A boy of twenty — a messenger in the employ of a Los Angeles stock and bond house — had disappeared two days before, while on his way to a bank with a wad of Liberty Bonds. That same night this boy and a slender girl with bobbed red hair had registered at a hotel in Fresno as J. M. Riordan and wife. The next morning the boy had been found in his room — murdered. The girl was gone. The bonds were gone.

That much the paper told me. During the next few days, digging up a little here and a little there, I succeeded in piecing together most of the story.

The Chinese — whose full name was Tai Choon Tau — had been the brains of the mob. Their game had been a variation of the always-reliable badger game. Tai selected the victims, and he must have been a good judge of humans, for he seems never to have picked a bloomer. He would pick out some youth who was messenger or runner for a banker or broker — one who carried either cash or negotiable securities in large quantities around the city.

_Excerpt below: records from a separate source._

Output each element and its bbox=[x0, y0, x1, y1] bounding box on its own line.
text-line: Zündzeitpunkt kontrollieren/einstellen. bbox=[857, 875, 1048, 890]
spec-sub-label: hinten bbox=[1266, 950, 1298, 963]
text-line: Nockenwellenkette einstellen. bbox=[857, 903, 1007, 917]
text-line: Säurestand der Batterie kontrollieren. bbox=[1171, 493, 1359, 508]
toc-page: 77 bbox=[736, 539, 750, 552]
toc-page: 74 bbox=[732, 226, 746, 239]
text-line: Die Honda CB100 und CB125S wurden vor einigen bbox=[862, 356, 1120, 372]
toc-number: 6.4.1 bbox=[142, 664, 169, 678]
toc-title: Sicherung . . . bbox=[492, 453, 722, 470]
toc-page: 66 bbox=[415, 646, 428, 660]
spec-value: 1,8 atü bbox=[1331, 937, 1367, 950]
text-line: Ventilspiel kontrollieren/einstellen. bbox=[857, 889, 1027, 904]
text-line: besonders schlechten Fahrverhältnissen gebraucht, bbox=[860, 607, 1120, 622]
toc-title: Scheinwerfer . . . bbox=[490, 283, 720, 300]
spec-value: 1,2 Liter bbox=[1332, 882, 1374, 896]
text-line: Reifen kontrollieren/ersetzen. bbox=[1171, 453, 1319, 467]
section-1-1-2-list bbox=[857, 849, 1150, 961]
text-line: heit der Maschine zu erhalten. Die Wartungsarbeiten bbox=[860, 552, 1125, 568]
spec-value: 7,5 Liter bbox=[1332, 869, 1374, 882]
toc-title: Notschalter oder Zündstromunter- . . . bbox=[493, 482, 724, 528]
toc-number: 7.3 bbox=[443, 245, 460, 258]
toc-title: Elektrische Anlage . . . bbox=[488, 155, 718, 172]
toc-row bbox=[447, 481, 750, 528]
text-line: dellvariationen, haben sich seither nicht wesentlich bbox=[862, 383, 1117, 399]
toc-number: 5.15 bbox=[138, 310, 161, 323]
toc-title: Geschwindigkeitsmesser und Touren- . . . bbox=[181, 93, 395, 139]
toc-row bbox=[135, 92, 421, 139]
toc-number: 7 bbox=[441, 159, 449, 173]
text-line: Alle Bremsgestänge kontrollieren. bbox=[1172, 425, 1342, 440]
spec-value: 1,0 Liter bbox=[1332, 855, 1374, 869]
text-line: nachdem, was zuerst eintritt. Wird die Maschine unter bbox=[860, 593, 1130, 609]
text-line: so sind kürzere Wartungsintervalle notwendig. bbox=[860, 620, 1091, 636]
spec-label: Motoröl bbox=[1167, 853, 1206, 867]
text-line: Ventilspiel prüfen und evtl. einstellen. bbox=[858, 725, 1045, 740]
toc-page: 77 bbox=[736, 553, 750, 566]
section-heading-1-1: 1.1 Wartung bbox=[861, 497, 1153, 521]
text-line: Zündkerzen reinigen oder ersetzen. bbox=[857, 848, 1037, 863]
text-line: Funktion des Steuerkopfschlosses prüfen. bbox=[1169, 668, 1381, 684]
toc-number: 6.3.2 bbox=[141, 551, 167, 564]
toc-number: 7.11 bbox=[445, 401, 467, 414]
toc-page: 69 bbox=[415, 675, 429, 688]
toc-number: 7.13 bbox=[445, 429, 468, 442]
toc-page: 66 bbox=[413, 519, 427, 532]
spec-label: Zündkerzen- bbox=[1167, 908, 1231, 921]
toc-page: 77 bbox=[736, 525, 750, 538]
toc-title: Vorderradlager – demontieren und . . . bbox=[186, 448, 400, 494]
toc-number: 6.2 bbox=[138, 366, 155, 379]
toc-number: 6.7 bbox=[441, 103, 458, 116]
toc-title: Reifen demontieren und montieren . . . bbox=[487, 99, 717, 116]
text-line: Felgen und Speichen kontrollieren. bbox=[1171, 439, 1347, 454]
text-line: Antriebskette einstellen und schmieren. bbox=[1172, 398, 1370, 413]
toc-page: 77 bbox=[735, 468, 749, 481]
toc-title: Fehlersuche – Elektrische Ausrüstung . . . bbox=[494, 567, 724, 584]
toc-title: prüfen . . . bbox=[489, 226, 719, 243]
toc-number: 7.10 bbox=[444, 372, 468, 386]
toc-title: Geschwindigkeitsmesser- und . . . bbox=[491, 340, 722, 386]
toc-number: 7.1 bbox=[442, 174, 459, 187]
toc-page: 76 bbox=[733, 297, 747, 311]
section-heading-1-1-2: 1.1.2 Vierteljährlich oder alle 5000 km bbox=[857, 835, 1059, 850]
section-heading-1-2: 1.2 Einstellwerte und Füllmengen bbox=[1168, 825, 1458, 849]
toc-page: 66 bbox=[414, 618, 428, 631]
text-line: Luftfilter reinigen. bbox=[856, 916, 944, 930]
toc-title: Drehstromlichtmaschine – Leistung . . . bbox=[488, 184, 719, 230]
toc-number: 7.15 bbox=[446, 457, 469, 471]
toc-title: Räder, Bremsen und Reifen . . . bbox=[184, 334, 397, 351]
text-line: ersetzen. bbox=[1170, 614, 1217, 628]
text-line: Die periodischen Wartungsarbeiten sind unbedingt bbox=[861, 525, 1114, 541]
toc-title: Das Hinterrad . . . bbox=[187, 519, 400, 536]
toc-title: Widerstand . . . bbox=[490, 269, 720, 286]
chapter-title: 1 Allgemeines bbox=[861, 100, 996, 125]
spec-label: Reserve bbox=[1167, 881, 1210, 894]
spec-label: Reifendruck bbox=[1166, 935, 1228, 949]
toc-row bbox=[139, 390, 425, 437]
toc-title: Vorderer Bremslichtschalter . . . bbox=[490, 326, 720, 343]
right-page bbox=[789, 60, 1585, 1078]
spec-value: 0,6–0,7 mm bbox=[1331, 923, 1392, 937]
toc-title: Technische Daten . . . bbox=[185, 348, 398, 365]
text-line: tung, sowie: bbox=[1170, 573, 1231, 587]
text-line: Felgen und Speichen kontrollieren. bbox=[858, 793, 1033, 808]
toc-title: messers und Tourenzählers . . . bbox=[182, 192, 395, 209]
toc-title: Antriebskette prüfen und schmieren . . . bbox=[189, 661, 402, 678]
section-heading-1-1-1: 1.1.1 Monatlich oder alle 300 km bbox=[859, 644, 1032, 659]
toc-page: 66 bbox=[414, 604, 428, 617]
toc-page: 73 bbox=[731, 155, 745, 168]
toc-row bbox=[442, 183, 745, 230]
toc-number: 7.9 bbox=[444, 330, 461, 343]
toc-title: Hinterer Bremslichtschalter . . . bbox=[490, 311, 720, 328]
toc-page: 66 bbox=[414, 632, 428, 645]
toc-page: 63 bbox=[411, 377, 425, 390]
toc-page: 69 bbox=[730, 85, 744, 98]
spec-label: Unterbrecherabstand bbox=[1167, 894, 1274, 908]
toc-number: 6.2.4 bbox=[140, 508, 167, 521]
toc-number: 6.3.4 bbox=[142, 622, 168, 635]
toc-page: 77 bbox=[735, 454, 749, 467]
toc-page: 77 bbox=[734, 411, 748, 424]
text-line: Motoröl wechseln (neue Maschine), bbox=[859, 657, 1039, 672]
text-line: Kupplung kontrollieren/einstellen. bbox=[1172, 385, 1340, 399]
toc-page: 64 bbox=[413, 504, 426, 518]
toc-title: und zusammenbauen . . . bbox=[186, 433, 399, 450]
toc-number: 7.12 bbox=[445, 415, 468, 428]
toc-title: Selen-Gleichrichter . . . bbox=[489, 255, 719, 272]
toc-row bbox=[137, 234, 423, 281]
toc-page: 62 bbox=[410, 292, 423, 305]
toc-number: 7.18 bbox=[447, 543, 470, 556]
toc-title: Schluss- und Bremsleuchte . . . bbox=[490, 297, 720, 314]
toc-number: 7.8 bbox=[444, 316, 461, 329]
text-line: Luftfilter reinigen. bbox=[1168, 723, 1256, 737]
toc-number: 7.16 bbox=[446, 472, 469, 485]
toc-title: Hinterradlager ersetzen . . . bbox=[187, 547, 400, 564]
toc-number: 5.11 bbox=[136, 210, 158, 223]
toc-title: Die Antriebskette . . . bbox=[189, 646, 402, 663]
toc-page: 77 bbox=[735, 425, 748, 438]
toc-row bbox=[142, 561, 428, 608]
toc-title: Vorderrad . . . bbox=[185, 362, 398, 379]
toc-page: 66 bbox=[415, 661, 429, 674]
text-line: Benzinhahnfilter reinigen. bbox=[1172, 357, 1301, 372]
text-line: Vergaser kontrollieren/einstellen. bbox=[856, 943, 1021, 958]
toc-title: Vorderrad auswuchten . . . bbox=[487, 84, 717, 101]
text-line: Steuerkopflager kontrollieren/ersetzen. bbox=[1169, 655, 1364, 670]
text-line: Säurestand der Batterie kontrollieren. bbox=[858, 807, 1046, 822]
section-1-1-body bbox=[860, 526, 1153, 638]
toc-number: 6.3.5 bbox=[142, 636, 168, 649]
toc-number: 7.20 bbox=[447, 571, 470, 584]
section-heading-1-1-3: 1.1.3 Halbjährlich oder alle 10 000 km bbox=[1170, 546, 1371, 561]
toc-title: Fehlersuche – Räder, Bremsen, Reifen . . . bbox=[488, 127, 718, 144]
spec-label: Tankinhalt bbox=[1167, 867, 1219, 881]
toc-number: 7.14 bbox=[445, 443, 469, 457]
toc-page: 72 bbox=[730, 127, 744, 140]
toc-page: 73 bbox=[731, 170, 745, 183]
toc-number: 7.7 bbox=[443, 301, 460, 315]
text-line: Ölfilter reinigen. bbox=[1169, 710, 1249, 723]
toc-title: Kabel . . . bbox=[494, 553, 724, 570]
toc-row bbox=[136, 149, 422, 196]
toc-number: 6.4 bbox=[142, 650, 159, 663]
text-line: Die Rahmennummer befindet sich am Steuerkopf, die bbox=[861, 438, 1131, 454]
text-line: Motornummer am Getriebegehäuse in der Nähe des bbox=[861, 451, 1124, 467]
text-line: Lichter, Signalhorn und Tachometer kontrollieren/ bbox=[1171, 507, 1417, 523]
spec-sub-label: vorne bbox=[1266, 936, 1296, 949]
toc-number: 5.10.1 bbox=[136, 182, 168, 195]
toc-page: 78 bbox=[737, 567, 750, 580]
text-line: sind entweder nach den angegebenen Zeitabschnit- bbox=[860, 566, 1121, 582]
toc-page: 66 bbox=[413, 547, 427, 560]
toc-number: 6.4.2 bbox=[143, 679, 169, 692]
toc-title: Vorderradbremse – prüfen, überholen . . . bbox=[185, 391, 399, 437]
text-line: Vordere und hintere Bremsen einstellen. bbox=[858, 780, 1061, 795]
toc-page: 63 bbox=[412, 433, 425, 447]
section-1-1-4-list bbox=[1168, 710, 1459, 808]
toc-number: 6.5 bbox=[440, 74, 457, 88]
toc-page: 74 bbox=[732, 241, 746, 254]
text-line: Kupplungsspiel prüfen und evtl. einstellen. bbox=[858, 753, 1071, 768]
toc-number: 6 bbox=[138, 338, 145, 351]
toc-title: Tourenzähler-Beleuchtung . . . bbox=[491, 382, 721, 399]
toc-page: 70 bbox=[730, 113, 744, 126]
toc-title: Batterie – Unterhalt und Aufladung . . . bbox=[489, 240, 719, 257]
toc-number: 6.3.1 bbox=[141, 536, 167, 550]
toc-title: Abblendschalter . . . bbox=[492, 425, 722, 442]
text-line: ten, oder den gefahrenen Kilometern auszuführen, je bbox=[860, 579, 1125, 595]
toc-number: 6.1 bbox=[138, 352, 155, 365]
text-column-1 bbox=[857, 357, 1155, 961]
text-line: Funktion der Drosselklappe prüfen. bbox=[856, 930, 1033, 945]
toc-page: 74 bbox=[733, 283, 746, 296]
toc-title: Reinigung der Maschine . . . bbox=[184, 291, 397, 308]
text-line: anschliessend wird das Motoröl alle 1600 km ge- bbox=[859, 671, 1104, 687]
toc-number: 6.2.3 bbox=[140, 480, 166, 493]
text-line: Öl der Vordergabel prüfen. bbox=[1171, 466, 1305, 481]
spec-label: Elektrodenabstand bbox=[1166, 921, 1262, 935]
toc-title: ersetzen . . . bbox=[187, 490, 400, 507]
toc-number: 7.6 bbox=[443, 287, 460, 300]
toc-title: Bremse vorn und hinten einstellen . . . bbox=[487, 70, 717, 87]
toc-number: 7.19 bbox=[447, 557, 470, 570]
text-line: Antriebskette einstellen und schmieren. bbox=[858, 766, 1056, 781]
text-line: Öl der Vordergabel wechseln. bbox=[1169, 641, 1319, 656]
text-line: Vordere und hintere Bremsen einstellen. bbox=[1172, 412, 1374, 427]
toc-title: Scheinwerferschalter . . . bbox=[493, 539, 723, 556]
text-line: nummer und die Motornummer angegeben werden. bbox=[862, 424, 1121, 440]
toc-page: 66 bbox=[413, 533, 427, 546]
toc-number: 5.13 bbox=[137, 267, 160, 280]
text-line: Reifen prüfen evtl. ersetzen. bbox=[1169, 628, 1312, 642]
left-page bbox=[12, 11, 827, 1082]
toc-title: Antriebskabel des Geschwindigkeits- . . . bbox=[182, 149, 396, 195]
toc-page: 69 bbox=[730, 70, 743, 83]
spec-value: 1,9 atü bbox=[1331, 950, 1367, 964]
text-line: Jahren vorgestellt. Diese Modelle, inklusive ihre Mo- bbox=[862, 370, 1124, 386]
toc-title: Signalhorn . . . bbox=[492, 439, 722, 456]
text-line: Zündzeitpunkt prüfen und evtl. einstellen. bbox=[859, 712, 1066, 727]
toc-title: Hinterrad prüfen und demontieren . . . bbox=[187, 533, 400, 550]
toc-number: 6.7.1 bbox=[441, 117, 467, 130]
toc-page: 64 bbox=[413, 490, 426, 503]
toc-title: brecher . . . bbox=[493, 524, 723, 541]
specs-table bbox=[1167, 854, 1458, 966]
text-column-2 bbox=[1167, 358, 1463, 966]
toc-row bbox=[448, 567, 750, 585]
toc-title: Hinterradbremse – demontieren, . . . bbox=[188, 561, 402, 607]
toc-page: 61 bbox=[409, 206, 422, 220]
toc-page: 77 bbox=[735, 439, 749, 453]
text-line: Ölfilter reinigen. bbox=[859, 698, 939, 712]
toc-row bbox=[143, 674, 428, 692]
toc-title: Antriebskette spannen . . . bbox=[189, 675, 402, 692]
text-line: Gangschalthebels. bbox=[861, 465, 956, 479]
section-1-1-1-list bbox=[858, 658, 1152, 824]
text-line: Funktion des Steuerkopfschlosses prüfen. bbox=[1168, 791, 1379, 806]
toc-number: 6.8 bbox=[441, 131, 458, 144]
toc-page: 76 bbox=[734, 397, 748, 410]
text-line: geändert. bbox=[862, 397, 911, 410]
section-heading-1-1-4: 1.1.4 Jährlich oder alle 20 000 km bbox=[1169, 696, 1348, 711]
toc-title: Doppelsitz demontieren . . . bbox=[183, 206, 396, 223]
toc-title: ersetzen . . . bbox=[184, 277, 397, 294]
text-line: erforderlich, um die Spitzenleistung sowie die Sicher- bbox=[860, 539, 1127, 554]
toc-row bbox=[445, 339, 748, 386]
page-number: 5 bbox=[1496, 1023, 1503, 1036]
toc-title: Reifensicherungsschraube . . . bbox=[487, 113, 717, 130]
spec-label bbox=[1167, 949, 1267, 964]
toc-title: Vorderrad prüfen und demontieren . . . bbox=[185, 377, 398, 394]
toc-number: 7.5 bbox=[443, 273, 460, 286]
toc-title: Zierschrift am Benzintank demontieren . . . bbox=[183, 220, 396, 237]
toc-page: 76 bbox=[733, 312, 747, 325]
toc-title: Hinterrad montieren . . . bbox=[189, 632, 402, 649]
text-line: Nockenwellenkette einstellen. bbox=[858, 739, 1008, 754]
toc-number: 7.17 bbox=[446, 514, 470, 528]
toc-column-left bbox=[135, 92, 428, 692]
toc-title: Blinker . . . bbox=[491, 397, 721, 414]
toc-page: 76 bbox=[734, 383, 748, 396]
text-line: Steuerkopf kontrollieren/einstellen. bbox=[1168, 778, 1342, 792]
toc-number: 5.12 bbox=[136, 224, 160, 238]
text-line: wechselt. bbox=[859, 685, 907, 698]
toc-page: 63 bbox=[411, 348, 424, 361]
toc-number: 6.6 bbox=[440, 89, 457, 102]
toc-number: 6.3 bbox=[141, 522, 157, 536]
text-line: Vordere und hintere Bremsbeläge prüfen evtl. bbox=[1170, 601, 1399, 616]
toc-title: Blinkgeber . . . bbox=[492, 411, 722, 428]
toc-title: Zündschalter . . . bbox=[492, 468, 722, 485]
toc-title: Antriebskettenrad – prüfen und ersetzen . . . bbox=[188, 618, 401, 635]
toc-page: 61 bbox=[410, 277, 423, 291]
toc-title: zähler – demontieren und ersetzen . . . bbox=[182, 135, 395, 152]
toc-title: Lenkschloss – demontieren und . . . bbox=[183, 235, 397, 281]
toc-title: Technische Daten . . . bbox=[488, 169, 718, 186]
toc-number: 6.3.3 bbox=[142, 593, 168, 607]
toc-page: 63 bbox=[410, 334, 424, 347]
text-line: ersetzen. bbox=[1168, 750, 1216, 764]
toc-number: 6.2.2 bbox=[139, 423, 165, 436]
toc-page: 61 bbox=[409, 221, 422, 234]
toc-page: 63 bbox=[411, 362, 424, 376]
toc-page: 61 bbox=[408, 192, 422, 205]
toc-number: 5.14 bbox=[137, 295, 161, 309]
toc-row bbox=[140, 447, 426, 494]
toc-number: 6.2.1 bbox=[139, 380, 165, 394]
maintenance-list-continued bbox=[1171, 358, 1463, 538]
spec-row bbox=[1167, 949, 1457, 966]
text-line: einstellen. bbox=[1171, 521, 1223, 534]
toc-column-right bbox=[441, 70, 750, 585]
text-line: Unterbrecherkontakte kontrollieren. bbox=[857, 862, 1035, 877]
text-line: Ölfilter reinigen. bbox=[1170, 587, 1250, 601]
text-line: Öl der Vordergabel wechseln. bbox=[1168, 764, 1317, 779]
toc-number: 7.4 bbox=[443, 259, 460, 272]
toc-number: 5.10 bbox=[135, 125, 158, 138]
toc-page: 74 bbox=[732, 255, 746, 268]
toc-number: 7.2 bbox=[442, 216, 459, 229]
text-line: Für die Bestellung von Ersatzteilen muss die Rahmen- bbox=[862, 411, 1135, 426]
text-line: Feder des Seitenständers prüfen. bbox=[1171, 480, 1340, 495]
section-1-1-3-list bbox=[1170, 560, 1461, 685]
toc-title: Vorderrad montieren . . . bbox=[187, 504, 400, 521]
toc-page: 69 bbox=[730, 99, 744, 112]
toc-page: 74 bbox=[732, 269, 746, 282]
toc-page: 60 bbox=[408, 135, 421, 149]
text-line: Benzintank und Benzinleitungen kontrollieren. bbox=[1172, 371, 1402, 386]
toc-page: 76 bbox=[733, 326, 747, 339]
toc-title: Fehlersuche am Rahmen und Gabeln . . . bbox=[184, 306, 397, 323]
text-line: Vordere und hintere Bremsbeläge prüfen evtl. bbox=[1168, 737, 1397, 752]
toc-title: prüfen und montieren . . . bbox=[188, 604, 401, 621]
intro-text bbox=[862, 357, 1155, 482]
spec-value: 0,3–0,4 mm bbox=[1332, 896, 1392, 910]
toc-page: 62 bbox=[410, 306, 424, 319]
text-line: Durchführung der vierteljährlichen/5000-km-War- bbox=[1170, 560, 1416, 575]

The girl Elvira would then make this lad, get him all fussed up over her — which shouldn’t have been very hard for her — and then lead him gently around to running away with her and whatever he could grab in the way of his employer’s bonds or currency.

Wherever they spent the first night of their flight, there Hook would appear — foaming at the mouth and loaded for bear. The girl would plead and tear her hair and so forth, trying to keep Hook — in his rôle of irate husband — from butchering the youth. Finally she would succeed, and in the end the youth would find himself without either girl or the fruits of his thievery.

Sometimes he had surrendered to the police. Two we found had committed suicide. The Los Angeles lad had been built of tougher stuff than the others. He had put up a fight, and Hook had had to kill him. You can measure the girl’s skill in her end of the game by the fact that not one of the half dozen youths who had been trimmed had said the least thing to implicate her; and some of them had gone to great trouble to keep her out of it.

The house in Turk Street had been the mob’s retreat, and, that it might be always a safe one, they had not worked their game in San Francisco. Hook and the girl were supposed by the neighbors to be the Quarres’ son and daughter — and Tai was the Chinese cook. The Quarres’ benign and respectable appearances had also come in handy when the mob had securities to be disposed of.

The Chinese went to the gallows. We threw out the widest and finest-meshed of drag-nets for the red-haired girl; and we turned up girls with bobbed red hair by the scores. But the girl Elvira was not among them.

I promised myself that some day...

The Girl with the Silver Eyes

Originally appeared in The Black Mask, June 1924

I

A bell jangled me into wakefulness. I rolled to the edge of my bed and reached for the telephone. The neat voice of the Old Man — the Continental Detective Agency’s San Francisco manager — came to my ears:

“Sorry to disturb you, but you’ll have to go up to the Glenton Apartments on Leavenworth Street. A man named Burke Pangburn, who lives there, phoned me a few minutes ago asking to have someone sent up to see him at once. He seemed rather excited. Will you take care of it? See what he wants.”

I said I would and, yawning, stretching and cursing Pangburn — whoever he was — got my fat body out of pajamas and into street clothes.

The man who had disturbed my Sunday morning sleep — I found when I reached the Glenton — was a slim, white-faced person of about twenty-five, with big brown eyes that were red-rimmed just now from either sleeplessness or crying, or both. His long brown hair was rumpled when he opened the door to admit me; and he wore a mauve dressing-robe spotted with big jade parrots over wine-colored silk pajamas.